Included patch should fix
https://bugzilla.redhat.com/show_bug.cgi?id=506255 .

David, I hope it will fix problem for you.

It's based on simple idea of adding node startup timestamp at the end of
cpg_join (and joinlist) calls. If timestamp is larger then old timestamp
we know, node was restarted and we didn't notices -> deliver leave event
and then join event. If timestamp is same (or in special cases lower) ->
new cpg app joined -> send only join event.

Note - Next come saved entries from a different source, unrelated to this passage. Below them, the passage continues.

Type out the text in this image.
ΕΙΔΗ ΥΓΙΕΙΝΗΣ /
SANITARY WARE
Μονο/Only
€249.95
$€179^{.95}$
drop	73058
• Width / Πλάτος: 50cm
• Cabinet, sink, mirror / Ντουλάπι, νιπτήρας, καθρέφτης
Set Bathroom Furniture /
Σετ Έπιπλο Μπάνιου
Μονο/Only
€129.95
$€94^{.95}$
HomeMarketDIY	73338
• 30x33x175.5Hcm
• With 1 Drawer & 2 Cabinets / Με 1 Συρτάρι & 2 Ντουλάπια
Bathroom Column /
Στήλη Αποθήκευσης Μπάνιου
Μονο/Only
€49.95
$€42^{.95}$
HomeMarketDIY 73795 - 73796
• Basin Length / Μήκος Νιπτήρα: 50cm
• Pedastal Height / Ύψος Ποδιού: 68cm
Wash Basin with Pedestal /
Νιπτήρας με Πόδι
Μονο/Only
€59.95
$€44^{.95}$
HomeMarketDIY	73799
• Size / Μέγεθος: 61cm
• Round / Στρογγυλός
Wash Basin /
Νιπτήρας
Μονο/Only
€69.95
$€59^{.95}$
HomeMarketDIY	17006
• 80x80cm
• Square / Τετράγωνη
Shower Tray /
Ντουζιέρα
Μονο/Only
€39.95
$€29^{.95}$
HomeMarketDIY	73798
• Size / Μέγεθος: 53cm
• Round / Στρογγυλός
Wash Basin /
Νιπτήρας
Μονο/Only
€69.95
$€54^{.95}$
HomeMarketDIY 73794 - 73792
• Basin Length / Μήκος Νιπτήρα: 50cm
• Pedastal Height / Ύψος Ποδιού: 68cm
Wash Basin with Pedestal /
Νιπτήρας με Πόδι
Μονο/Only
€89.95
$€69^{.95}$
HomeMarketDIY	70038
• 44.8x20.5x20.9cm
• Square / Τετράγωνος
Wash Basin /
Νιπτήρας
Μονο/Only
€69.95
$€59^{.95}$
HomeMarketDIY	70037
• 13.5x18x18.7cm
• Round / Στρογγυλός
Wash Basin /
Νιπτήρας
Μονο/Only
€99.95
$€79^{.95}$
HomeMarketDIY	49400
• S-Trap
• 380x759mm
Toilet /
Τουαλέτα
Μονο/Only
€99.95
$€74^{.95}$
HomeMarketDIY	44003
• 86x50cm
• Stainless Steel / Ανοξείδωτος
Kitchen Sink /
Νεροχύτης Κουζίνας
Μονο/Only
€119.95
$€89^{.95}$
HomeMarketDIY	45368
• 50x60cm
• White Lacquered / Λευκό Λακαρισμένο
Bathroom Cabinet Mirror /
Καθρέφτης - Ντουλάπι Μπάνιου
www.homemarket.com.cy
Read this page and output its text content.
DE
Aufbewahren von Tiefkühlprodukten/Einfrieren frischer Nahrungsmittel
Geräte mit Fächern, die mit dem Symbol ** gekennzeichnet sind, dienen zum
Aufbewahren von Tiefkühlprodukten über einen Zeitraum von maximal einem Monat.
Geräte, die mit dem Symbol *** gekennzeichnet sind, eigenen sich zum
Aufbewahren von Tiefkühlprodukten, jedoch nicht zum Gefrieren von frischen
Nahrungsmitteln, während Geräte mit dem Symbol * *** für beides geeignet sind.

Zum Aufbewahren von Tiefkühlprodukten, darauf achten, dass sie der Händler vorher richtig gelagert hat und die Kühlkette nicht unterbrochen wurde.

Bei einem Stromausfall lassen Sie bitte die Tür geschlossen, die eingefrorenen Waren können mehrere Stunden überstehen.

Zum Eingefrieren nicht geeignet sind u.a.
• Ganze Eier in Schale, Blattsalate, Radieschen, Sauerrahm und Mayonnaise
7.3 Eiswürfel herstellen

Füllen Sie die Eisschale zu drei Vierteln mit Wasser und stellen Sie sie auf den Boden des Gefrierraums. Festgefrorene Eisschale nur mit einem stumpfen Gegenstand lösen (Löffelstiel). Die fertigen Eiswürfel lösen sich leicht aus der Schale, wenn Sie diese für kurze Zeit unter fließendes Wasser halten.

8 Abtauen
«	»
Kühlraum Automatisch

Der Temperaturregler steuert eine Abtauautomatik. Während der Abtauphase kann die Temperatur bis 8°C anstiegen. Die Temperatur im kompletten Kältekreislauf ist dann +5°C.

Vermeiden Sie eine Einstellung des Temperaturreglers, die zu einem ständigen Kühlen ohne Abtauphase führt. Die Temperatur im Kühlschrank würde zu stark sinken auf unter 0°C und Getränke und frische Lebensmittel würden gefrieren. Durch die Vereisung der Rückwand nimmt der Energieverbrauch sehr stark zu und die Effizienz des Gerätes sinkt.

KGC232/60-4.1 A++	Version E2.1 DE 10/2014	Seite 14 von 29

Of course, patch isn't so simple. Cpg_join messages are always send as
larger messages with timestamp (btw. timestamp is 64-bit value, because
I expect l(o^64)ng life of corosync ;) ). On delivery, we test, if
message is larger then standard message. If it is -> we have ts -> use it.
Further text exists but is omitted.